The dream is our "repair shop", through which we need to spend every night and do it during the right time and in the proper way. Sleep needs will vary according to age and personal requirements, but on average, we can say that an adult needs about 8 hours of nighttime sleep.

When we do not sleep enough or the sleep is not of quality the consequences the following day are obvious: our head hurts, we are irritable, we have problems concentrating on work or school (children), with memory and learning problems and daytime sleepiness, with the risk of accidents that this entails. In the long term, the consequences of sleep deprivation are well known: increased risk of cardiovascular problems, obesity and diabetes, immunological problems and some types of cancer, anxiety, depression, school or work failure.

Dra Paula GImenez

There are more than 80 sleep disorders described that will alter our rest, affecting our wakefulness and our health. One of the most frequent is insomnia, which affects 30 to 45% of the adult population. In recent years, due to the change in life habits and the increasingly frequent presence of electronic devices in the night hours prior to sleep, 35-45% of the population is deprived of sleep. In fact, we Spaniards are the Europeans who least sleep (7.12 hours, almost one less than the rest of the continent). Sleep apnea, snoring patients who stop breathing while they sleep, affects 4% of the population, with serious consequences for the cardiovascular system, having a very effective treatment. Restless Legs Syndrome affects from 3 to 10% of the population and is more frequent in women, being a frequent cause of insomnia.
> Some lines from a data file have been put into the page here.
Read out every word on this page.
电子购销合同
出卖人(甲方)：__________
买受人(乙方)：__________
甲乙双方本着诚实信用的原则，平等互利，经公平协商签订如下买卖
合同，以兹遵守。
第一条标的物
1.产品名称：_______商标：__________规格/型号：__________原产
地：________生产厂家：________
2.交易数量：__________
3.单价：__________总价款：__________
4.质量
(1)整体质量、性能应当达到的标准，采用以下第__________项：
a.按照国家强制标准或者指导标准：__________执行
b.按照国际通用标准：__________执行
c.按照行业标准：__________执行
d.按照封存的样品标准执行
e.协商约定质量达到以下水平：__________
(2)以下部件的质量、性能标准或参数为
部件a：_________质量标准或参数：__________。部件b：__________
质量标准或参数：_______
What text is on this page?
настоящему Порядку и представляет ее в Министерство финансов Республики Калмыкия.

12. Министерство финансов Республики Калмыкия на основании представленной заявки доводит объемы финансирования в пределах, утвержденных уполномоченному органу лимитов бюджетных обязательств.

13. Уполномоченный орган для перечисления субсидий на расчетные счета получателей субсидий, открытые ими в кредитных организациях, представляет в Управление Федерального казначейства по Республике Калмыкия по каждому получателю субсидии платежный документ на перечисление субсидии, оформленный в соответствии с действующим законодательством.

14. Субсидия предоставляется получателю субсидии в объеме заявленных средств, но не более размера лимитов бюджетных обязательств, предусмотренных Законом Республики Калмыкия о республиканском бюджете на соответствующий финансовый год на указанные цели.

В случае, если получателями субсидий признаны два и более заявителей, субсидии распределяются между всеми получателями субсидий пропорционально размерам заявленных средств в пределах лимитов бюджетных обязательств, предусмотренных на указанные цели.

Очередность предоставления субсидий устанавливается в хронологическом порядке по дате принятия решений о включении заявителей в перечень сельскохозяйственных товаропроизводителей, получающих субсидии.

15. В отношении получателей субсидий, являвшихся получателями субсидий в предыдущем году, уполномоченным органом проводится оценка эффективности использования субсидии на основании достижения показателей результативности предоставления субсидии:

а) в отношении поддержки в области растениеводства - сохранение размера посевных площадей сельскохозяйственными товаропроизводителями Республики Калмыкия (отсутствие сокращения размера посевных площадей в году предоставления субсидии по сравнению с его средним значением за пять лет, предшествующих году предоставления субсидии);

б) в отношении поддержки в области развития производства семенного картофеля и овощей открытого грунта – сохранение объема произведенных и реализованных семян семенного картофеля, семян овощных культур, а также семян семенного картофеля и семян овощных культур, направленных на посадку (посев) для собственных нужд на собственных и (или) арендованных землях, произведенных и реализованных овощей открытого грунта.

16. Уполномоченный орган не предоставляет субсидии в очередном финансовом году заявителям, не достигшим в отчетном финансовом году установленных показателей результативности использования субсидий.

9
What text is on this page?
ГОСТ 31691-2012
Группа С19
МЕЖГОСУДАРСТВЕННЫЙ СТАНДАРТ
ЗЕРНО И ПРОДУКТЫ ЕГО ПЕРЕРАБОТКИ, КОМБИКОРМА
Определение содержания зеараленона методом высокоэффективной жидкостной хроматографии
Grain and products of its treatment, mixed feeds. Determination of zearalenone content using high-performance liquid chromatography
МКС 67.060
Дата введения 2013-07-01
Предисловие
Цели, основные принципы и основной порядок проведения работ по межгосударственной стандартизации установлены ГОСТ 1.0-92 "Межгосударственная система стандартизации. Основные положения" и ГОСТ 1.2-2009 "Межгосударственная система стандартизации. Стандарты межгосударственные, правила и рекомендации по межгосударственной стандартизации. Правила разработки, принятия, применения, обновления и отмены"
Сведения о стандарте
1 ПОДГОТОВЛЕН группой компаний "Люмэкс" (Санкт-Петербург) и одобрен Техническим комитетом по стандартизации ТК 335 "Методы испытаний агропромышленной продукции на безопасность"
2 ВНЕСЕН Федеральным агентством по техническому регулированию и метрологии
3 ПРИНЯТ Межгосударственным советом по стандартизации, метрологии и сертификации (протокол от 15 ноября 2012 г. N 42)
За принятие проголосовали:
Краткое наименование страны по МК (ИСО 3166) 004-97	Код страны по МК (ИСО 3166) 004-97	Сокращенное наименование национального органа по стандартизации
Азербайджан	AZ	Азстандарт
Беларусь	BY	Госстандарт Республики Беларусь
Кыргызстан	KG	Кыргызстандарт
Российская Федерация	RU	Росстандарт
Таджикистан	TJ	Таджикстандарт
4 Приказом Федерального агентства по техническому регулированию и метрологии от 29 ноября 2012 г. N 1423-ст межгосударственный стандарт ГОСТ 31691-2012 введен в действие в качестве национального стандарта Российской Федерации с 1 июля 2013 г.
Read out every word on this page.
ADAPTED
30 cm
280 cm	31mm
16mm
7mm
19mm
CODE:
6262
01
Children also suffer from sleep disorders. The presence of preschoolers, schoolchildren and adolescents in the Sleep Units is becoming more frequent, with problems sleeping at night: many of them fall asleep at 24.00 hours and have to get up between the 7.00 and the 8.00 of the tomorrow, with which they sleep much less of the minimum of 10.5 recommended hours in the children and of the 9 in the adolescents. The consequences are immediate: they fall asleep in the first hours of class, they do not attend, they do not concentrate, they diminish their learning and their school performance, also generating family problems. Several factors contribute to everything: on the one hand, the frenetic pace of life we ​​lead (school, extracurricular activities, homework) reducing the importance and time of sleep, the increasing presence of mobile phones, tablets and computers in the hours before sleep and changes in lifestyle (greater sedentary lifestyle-obesity).

It is very important that the population knows the negative consequences of sleep disorders for health and physical and emotional well-being, and that sleep disorders are treated.

Dr. Paula Giménez
Clinical and Medical Neurophysiologist Expert in Sleep Medicine.
The clinic San Carlos Office, Denia.